Une mauvaise qualité de l’air intérieur peut provoquer des troubles de la santé. Fatigue, nausées, maux de tête, pathologies du système respiratoire, et bien d’autres symptômes peuvent apparaître. C’est pourquoi il s’agit d’un élément important, en particulier au sein des établissements recevant du public (ERP).

 

Comment évaluer la qualité de l’air intérieur (QAI)?

Avant tout, il faut évaluer les moyens d’aération.
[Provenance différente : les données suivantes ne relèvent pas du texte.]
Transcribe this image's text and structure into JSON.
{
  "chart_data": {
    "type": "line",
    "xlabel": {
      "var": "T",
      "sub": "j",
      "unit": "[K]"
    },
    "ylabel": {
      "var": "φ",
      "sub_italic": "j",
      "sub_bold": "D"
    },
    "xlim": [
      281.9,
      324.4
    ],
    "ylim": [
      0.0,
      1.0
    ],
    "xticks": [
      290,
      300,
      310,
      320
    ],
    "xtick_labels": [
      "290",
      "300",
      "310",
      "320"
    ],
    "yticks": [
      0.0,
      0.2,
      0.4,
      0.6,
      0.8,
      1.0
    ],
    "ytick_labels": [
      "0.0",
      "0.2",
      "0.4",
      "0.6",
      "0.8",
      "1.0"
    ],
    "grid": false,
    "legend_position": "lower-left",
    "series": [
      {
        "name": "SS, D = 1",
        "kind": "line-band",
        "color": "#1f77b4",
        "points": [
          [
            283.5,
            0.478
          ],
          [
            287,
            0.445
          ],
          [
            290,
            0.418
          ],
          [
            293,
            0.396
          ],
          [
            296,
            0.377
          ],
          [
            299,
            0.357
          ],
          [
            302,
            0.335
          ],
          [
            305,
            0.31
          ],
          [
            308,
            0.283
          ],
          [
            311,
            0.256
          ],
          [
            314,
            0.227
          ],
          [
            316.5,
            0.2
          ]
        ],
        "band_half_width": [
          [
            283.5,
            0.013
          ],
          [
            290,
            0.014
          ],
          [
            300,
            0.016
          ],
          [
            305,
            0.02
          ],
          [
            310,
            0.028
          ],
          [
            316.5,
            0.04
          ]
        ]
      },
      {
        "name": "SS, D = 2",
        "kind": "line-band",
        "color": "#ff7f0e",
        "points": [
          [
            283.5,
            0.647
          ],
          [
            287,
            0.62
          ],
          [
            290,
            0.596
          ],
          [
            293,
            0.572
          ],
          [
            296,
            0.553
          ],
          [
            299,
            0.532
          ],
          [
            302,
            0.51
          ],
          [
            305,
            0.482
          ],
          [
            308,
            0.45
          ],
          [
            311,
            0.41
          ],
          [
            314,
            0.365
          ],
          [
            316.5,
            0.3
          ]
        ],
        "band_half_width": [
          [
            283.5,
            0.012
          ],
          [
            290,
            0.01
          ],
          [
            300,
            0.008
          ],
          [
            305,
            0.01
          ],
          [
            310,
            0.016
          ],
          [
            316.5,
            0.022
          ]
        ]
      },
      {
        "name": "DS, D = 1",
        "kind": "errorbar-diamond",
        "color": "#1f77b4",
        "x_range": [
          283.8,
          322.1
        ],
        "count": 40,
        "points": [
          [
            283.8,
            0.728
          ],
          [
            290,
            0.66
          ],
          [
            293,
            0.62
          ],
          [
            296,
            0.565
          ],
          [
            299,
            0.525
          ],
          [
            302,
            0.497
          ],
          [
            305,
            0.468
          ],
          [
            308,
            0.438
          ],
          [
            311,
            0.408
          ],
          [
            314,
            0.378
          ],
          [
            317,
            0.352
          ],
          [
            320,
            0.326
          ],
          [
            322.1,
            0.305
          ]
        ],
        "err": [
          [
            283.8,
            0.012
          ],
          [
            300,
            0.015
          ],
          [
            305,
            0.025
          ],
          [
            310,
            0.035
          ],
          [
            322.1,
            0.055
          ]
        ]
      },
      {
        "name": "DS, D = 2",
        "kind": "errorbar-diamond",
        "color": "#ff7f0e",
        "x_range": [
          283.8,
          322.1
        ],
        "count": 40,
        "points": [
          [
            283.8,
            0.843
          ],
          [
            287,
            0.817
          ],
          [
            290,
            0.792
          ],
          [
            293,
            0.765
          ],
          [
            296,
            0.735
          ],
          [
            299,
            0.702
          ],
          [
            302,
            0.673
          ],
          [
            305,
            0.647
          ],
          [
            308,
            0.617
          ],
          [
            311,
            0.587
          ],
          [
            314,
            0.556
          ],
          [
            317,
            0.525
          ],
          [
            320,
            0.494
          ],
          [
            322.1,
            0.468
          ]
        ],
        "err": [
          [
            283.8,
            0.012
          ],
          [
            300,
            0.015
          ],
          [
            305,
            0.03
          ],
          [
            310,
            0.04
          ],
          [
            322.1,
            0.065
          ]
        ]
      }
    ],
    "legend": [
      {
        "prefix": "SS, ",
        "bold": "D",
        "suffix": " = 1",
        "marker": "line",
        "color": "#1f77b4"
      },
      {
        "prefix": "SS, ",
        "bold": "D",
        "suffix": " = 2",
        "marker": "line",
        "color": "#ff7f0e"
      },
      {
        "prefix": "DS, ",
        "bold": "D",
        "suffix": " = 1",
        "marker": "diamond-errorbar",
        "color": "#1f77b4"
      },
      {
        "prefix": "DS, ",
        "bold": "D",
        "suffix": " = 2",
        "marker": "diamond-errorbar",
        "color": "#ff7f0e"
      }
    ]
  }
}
Cela consiste à examiner rapidement et simplement :

  • Des ouvrants : fonctionnalité, accessibilité et manœuvrabilité.
  • Des bouches de ventilations : fonctionnalité, obstruction potentielle, degré d’encrassement, respect du sens de l’air.
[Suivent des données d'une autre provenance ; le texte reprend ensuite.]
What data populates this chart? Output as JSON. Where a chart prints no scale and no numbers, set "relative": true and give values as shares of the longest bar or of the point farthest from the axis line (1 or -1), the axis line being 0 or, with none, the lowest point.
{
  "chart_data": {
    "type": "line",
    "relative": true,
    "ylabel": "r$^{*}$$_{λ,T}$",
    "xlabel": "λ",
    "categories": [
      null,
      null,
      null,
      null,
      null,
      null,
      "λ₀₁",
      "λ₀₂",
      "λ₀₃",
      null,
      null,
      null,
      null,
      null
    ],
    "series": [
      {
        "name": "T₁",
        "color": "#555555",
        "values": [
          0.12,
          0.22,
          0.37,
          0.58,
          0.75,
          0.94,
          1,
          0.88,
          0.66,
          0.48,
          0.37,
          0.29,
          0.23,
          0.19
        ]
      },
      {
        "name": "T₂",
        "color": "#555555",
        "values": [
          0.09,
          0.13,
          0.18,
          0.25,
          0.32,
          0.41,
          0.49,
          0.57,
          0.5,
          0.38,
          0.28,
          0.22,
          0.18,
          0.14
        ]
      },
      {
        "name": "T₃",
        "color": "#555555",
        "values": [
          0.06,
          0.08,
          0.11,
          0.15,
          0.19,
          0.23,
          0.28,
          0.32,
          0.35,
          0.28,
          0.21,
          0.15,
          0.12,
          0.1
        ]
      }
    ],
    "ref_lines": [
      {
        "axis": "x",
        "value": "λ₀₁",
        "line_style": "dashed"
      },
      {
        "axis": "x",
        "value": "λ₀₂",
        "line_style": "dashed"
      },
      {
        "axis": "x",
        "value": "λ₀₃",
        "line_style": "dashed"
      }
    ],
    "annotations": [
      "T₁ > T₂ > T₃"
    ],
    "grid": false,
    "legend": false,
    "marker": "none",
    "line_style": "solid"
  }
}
Cette évaluation doit être consignée, et être suivie, selon la situation :

  • d’un programme d’actions de prévention de la qualité de l’air,
  • ou d’un contrôle des polluants par un organisme accrédité par le Comité français d’accréditation.

Bonne qualité de l'air intérieur (QAI) en ERP - Marin plomberie

 

Quelles sont les causes d’une mauvaise QAI ?
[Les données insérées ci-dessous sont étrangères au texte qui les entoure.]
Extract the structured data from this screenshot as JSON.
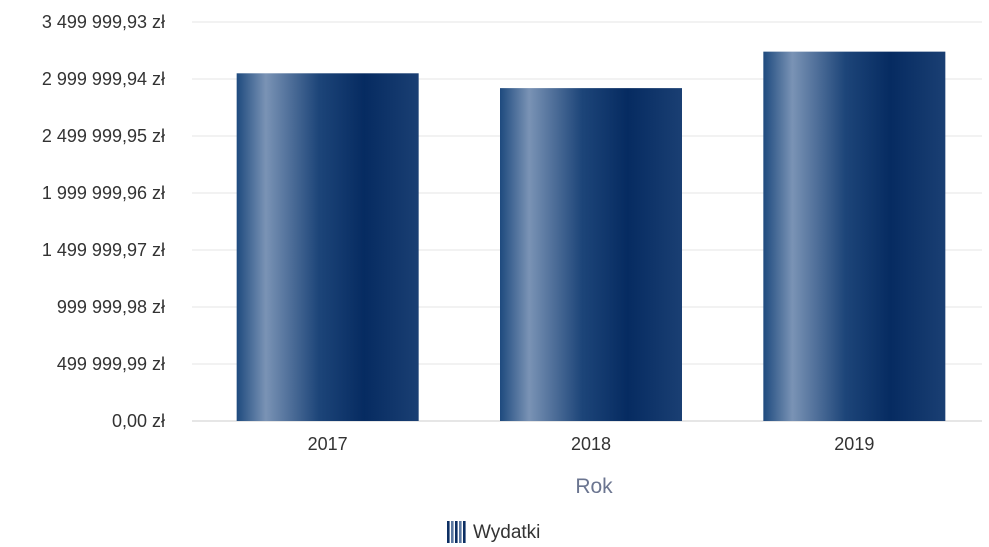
{
  "chart_data": {
    "type": "bar",
    "categories": [
      "2017",
      "2018",
      "2019"
    ],
    "series": [
      {
        "name": "Wydatki",
        "values": [
          3050000,
          2920000,
          3240000
        ]
      }
    ],
    "xlabel": "Rok",
    "ylabel": "",
    "ylim": [
      0,
      3499999.93
    ],
    "yticks": [
      {
        "value": 0,
        "label": "0,00 zł"
      },
      {
        "value": 499999.99,
        "label": "499 999,99 zł"
      },
      {
        "value": 999999.98,
        "label": "999 999,98 zł"
      },
      {
        "value": 1499999.97,
        "label": "1 499 999,97 zł"
      },
      {
        "value": 1999999.96,
        "label": "1 999 999,96 zł"
      },
      {
        "value": 2499999.95,
        "label": "2 499 999,95 zł"
      },
      {
        "value": 2999999.94,
        "label": "2 999 999,94 zł"
      },
      {
        "value": 3499999.93,
        "label": "3 499 999,93 zł"
      }
    ],
    "grid": true,
    "legend": "bottom-center",
    "colors": {
      "bar_dark": "#0d2f63",
      "bar_light": "#7a93b5",
      "grid": "#e6e6e6",
      "axis": "#cccccc"
    }
  }
}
  • Absence de filtrations ou filtrations non adaptées.
  • Environnement intérieur : la température, l’humidité, une mauvaise circulation, une mauvaise ventilation.
  • Apport insuffisant d’air extérieur.
  • Contaminants de l’air : les substances chimiques, poussières, moisissures, etc., détaillés ci-dessous.

 

Quels polluants sont concernés ?

  • Le formaldéhyde : irritant pour le nez et les voies respiratoires, il est émis par certains matériaux de construction, certaines colles, certains produits d’entretien, etc.
  • Le benzène : élément cancérigène résultant de la combustion (le gaz d’échappement notamment).
  • Le dioxyde de carbone : un taux élevé peut indiquer une accumulation de polluants dans l’établissement, dû à un certain niveau de confinement.
  • Le tétrachloroéthylène : à mesurer pour les établissement proches d’une installation de nettoyage à sec.
  • La poussière, l’amiante, les vapeurs toxiques, les composés organiques volatils (COV) issus de produits d’entretien, de solvants, colles, pesticides, désinfectants, etc.
  • Les acariens : issus des tapis, tissus, etc.
  • Les contaminants microbiens : champignons, moisissures (bacs d’eau stagnante, par exemple).

Particules fines - QAI - Qualité de l'air intérieur en ERP - Marin Plomberie

 

Que dit la loi au sujet de la qualité de l’air intérieur (QAI) en ERP ?

La loi Grenelle 2 veille à une bonne qualité de l’air en ERP et instaure progressivement une surveillance obligatoire des ERP.

  • Depuis le 1er janvier 2015, dans les établissements d’accueil collectif d’enfants de moins de six ans (environ 9 000) et les écoles maternelles (environ 17 000).
  • Depuis le 1er janvier 2018, dans les écoles élémentaires (environ 38 000).
  • Avant le 1er janvier 2020, dans les lieux d’accueil de loisirs (33 000) et les lieux d’enseignement ou de formation professionnelle du second degré (17 000).
  • Avant le 1er janvier 2023 dans les autres établissements accueillant du public.

Cette loi comprend deux éléments essentiels :

  1. Rendre progressivement obligatoire la surveillance de la qualité de l’air intérieur dans les ERP, et ce de façon régulière.
  2. Mettre en place un système d’étiquetage des matériaux de construction ou de décoration.